At the system level, a simulation-based development strategy is critical. It allows the system to be validated and optimized in simulated real-world operating environments and failure scenarios. Especially when simulating the high reactivity and low-flashpoint characteristics of hydrogen fuels, it is possible to anticipate and solve possible problems in advance, reducing time, cost, and the risk of actual hardware testing.

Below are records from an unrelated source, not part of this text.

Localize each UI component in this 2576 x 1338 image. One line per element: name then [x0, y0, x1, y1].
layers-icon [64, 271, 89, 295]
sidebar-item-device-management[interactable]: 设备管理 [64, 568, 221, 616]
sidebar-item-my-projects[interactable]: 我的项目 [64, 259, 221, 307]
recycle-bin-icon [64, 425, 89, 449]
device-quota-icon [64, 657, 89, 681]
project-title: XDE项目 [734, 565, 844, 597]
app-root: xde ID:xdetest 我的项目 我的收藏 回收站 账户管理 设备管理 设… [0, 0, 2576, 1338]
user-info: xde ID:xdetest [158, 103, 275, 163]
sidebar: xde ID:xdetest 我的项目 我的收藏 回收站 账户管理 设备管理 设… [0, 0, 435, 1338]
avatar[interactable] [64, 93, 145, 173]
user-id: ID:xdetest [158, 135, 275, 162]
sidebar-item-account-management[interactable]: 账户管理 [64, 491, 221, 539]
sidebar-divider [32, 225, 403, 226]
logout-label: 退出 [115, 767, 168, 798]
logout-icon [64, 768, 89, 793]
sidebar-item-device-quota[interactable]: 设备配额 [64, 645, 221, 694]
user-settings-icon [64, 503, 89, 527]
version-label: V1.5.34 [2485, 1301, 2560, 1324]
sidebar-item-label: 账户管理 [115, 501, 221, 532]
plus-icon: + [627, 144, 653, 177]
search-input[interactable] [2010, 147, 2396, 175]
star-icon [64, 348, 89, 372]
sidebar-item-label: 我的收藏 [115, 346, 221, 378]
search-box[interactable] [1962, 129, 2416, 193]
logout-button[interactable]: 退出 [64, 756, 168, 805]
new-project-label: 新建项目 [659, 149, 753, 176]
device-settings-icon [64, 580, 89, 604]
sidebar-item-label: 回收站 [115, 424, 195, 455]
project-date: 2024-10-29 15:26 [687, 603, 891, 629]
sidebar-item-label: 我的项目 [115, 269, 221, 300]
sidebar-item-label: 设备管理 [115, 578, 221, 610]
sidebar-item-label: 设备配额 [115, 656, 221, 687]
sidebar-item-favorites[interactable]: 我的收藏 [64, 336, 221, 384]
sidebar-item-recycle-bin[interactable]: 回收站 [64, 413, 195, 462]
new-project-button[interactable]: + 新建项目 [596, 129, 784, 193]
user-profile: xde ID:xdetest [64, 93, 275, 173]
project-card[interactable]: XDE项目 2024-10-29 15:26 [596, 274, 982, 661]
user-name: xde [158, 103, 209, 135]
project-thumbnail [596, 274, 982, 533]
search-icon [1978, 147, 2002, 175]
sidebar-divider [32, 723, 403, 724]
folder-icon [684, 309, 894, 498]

Overall, the productization phase is a conversion process from theoretical research to practical operation. Automatic code generation and simulation-based development have made the process of realizing the MBD-based control method for hydrogen-fueled aero-turbine engines more efficient, providing a solid foundation for the advancement of aero-engine control technology, especially for the hydrogen-energy aero-engine.

5. Conclusions

This paper presents an in-depth study of MBD-based control methods for hydrogen-fueled turbojet engines. The study reveals the unique advantages of MBD in dealing with new problems arising from the design of control systems for hydrogen-fueled engines, which is of great engineering significance for the further development of future hydrogen-fueled turbojet engines. Specific conclusions are summarized below:

• This study validates the effectiveness of the MBD method in designing control systems for hydrogen-fueled turbojet engines. Across all ranges of hydrogen fuel flow, the error between the model prediction and the actual value is remarkably low, reaching only 0.1% under high flow conditions. Furthermore, the control system exhibits exceptional performance, no overshoot, quick response, absence of steady-state error, and effective tracking control, thereby further enhancing the overall performance of the hydrogen-fueled turbojet engine.
• The use of MBD-based control system design methods can significantly shorten the development cycle and reduce the complexity of the development process. The design and optimization of a hydrogen-fueled engine requires more complex considerations than a conventional kerosene engine, such as NOx emissions, thermoacoustic combustion instabilities, tempering anomalies, hydrogen fuel storage and transfer, etc. The MBD methodology provides a quick solution to these new and complex problems, as well as corrections and optimization strategies for these complex new problems, thereby reducing the cost of trial and error in the design of hydrogen-fueled engine control systems.

For future research, we will further deepen and refine our work in several areas:

• Model accuracy improvement: For the problem of large errors between the hydrogen-fueled aero-engine model and the real engine under small fuel flow rate, future research should be further deepened and the model should be improved through theoretical research and experimental validation to more accurately reflect the behavior of the hydrogen-fueled engine under different fuel flow rates.
• Empirical research and optimized application of MBD methods: Although MBD methods can potentially improve R&D efficiency and shorten iteration cycles, their specific effects need to be verified through a large number of actual comparisons. At the same time, the application of MBD methods in the design of hydrogen fuel aero-engines needs to be further optimized to improve research efficiency and shorten iteration cycles. This includes, but is not limited to, improving MBD application strategies, developing more effective tools and methods, and comprehensively assessing their performance under different circumstances.